A preocupação pelo património cultural e ambiental acompanha a democratização deste país desde os primeiros anos da liberdade democrática que o 25 de Abril de 1974 nos trouxe, quando ainda havia visão, compreensão e sensibilização para as questões da proteção e valorização do património (edificado e natural). No entanto, após tantos anos, luta-se diariamente pela defesa do património que nos define e distingue culturalmente.
Atualmente e segundo a Lei de Bases da política e do regime de proteção e valorização do património cultural, considera-se que património cultural integra quaisquer outros bens que sejam considerados por força de convenções internacionais que vinculem o Estado Português, o que nos transporta ao Douro cuja paisagem cultural da região vinícola é um excelente exemplo da relação única da humanidade com o ambiente natural, segundo a própria Unesco.
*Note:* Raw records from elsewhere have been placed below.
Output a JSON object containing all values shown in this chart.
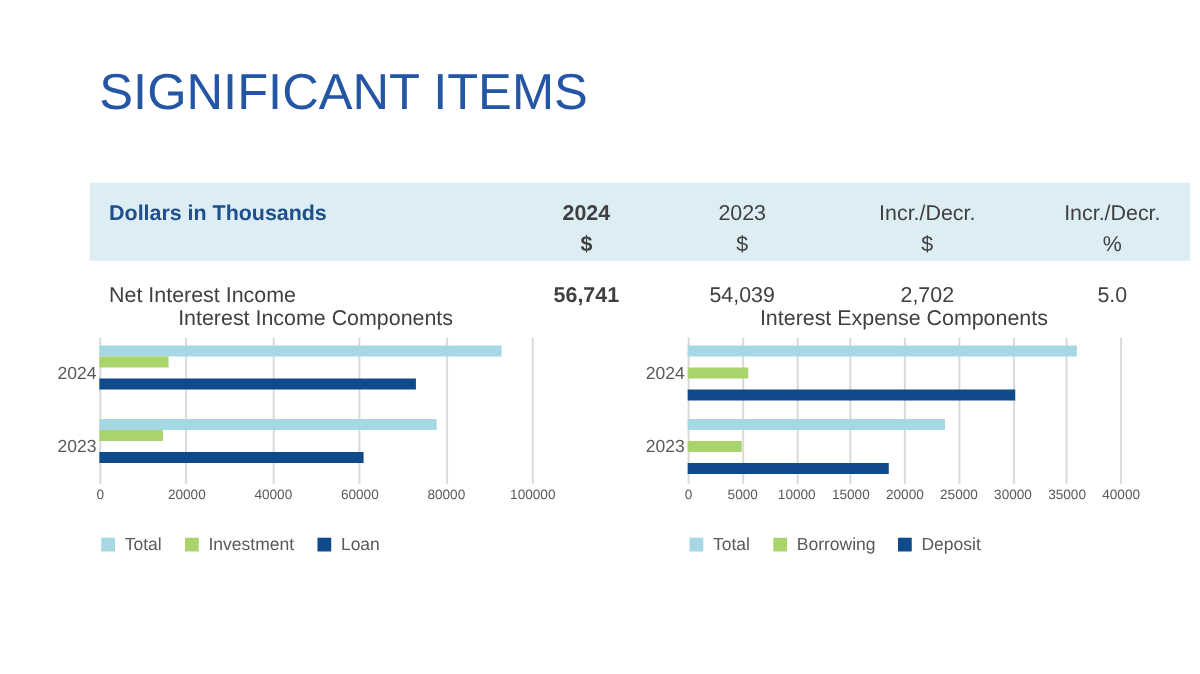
{
  "chart_data": [
    {
      "type": "other",
      "title": "SIGNIFICANT ITEMS",
      "annotations": [
        "Dollars in Thousands",
        "2024\n$",
        "2023\n$",
        "Incr./Decr.\n$",
        "Incr./Decr.\n%",
        "Net Interest Income",
        "56,741",
        "54,039",
        "2,702",
        "5.0"
      ]
    },
    {
      "type": "bar",
      "orientation": "horizontal",
      "title": "Interest Income Components",
      "categories": [
        "2024",
        "2023"
      ],
      "series": [
        {
          "name": "Total",
          "color": "#a5d8e2",
          "values": [
            93000,
            78000
          ]
        },
        {
          "name": "Investment",
          "color": "#a9d46c",
          "values": [
            16000,
            14700
          ]
        },
        {
          "name": "Loan",
          "color": "#0f4a8a",
          "values": [
            73200,
            61100
          ]
        }
      ],
      "xlim": [
        0,
        100000
      ],
      "xticks": [
        0,
        20000,
        40000,
        60000,
        80000,
        100000
      ],
      "grid": "x",
      "legend": "bottom"
    },
    {
      "type": "bar",
      "orientation": "horizontal",
      "title": "Interest Expense Components",
      "categories": [
        "2024",
        "2023"
      ],
      "series": [
        {
          "name": "Total",
          "color": "#a5d8e2",
          "values": [
            36000,
            23800
          ]
        },
        {
          "name": "Borrowing",
          "color": "#a9d46c",
          "values": [
            5600,
            5000
          ]
        },
        {
          "name": "Deposit",
          "color": "#0f4a8a",
          "values": [
            30300,
            18600
          ]
        }
      ],
      "xlim": [
        0,
        40000
      ],
      "xticks": [
        0,
        5000,
        10000,
        15000,
        20000,
        25000,
        30000,
        35000,
        40000
      ],
      "grid": "x",
      "legend": "bottom"
    }
  ]
}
Mas então Cultura para quê e Património para quem, se não vem nada a jeito quando se têm grandes planos de “desenvolvimento” através de novas construções?
Não devíamos ter orgulho em ter e pertencer a uma paisagem cultural? Talvez o ideal seria mudar a cidade para um lugar onde fosse livre de constrangimentos, de obrigações e imposições legais que o Estado Português, e todos os seus representantes governamentais, quiseram assumir ao querer património classificado pela Unesco.